Warm yourself up with this tasty Mexican Chicken Tortilla Soup full of Mexican flavors, so that a cold winter day or gray spring day will feel full of summer again! For the best taste, of course, you make your own chicken broth. If you want, you can also roast the tortillas: so more flavors in your soup, without much effort, still effort.
Ingredients for Chicken Tortilla Soup:
- 1½ lb - 675g chicken thighs, skinless and bone-in
- 1 red bell pepper, chopped
- 2½ cup chicken stock
- 1 onion, chopped
- 1 garlic clove, chopped
- 1 can 14 oz - 400g diced tomatoes
- 1 can 14 oz - 400g tomato sauce
- 1 c an chili
- 4 oz green beans, halved
- 2 yellow squash, halved and sliced
- 3 tbsp chopped fresh cilantro, plus more for serving
- 1 tbsp fresh lime juice
- 1 tbsp ground cumin
- 1 tsp dried oregano
- 1 tsp chili powder
- salt and pepper
- sliced jalapenos, sour cream, and tortilla chips, for serving
How to make Chicken tortilla Soup:
Combine chicken, onion, bell pepper, garlic, stock, diced tomatoes, tomato sauce, chiles, chili powder, oregano, and cumin in a large saucepan.
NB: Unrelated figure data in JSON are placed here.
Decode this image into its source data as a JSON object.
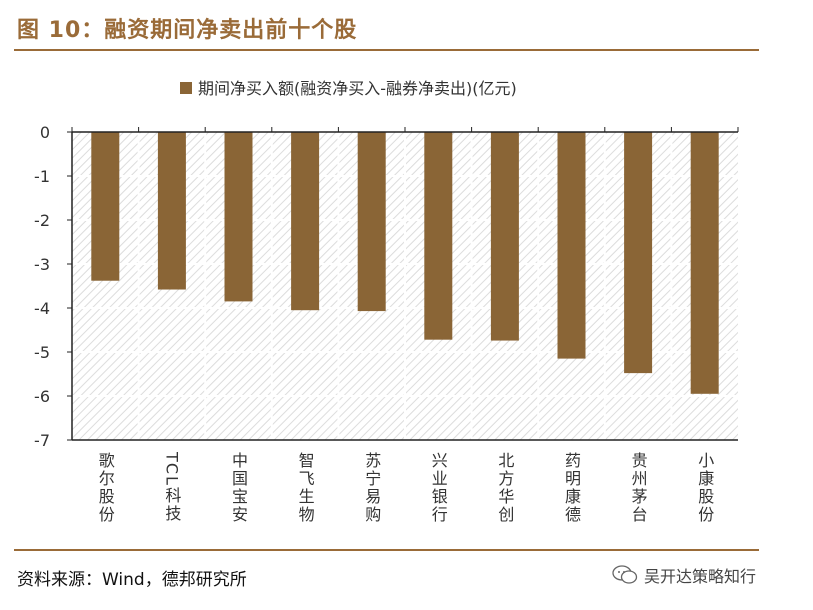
{
  "figure": {
    "title": "图 10：融资期间净卖出前十个股",
    "source": "资料来源：Wind，德邦研究所",
    "watermark": "吴开达策略知行"
  },
  "colors": {
    "accent": "#9a6b38",
    "bar": "#8a6536",
    "axis": "#222222",
    "text": "#333333",
    "hatch": "#dcdcdc"
  },
  "chart_data": {
    "type": "bar",
    "title": "",
    "xlabel": "",
    "ylabel": "",
    "legend": {
      "label": "期间净买入额(融资净买入-融券净卖出)(亿元)",
      "position": "top"
    },
    "ylim": [
      -7,
      0
    ],
    "yticks": [
      0,
      -1,
      -2,
      -3,
      -4,
      -5,
      -6,
      -7
    ],
    "grid": true,
    "categories": [
      "歌尔股份",
      "TCL科技",
      "中国宝安",
      "智飞生物",
      "苏宁易购",
      "兴业银行",
      "北方华创",
      "药明康德",
      "贵州茅台",
      "小康股份"
    ],
    "series": [
      {
        "name": "期间净买入额(融资净买入-融券净卖出)(亿元)",
        "values": [
          -3.38,
          -3.58,
          -3.85,
          -4.05,
          -4.07,
          -4.72,
          -4.74,
          -5.15,
          -5.48,
          -5.95
        ]
      }
    ]
  }
}
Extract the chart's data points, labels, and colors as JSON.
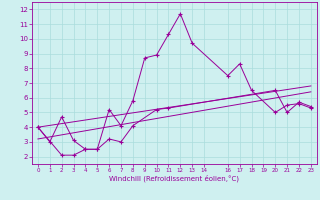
{
  "xlabel": "Windchill (Refroidissement éolien,°C)",
  "ylabel": "",
  "background_color": "#cff0f0",
  "line_color": "#990099",
  "grid_color": "#aadddd",
  "xlim": [
    -0.5,
    23.5
  ],
  "ylim": [
    1.5,
    12.5
  ],
  "xtick_positions": [
    0,
    1,
    2,
    3,
    4,
    5,
    6,
    7,
    8,
    9,
    10,
    11,
    12,
    13,
    14,
    16,
    17,
    18,
    19,
    20,
    21,
    22,
    23
  ],
  "xtick_labels": [
    "0",
    "1",
    "2",
    "3",
    "4",
    "5",
    "6",
    "7",
    "8",
    "9",
    "10",
    "11",
    "12",
    "13",
    "14",
    "16",
    "17",
    "18",
    "19",
    "20",
    "21",
    "22",
    "23"
  ],
  "yticks": [
    2,
    3,
    4,
    5,
    6,
    7,
    8,
    9,
    10,
    11,
    12
  ],
  "series": [
    {
      "x": [
        0,
        1,
        2,
        3,
        4,
        5,
        6,
        7,
        8,
        9,
        10,
        11,
        12,
        13,
        16,
        17,
        18,
        20,
        21,
        22,
        23
      ],
      "y": [
        4.0,
        3.0,
        4.7,
        3.1,
        2.5,
        2.5,
        5.2,
        4.1,
        5.8,
        8.7,
        8.9,
        10.3,
        11.7,
        9.7,
        7.5,
        8.3,
        6.5,
        5.0,
        5.5,
        5.6,
        5.3
      ]
    },
    {
      "x": [
        0,
        2,
        3,
        4,
        5,
        6,
        7,
        8,
        10,
        11,
        20,
        21,
        22,
        23
      ],
      "y": [
        4.0,
        2.1,
        2.1,
        2.5,
        2.5,
        3.2,
        3.0,
        4.1,
        5.2,
        5.3,
        6.5,
        5.0,
        5.7,
        5.4
      ]
    },
    {
      "x": [
        0,
        23
      ],
      "y": [
        3.2,
        6.4
      ]
    },
    {
      "x": [
        0,
        23
      ],
      "y": [
        4.0,
        6.8
      ]
    }
  ]
}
Bring to a boil, simmer and cook until chicken is cooked through.
Add squash and green beans and cook, covered, for 30 minutes.
Remove chicken, discard bones and shred meat, return to saucepan.
Stir in lime juice and cilantro.
Season with salt and pepper.
Scoop out and garnish with cilantro, jalapenos, and sour cream.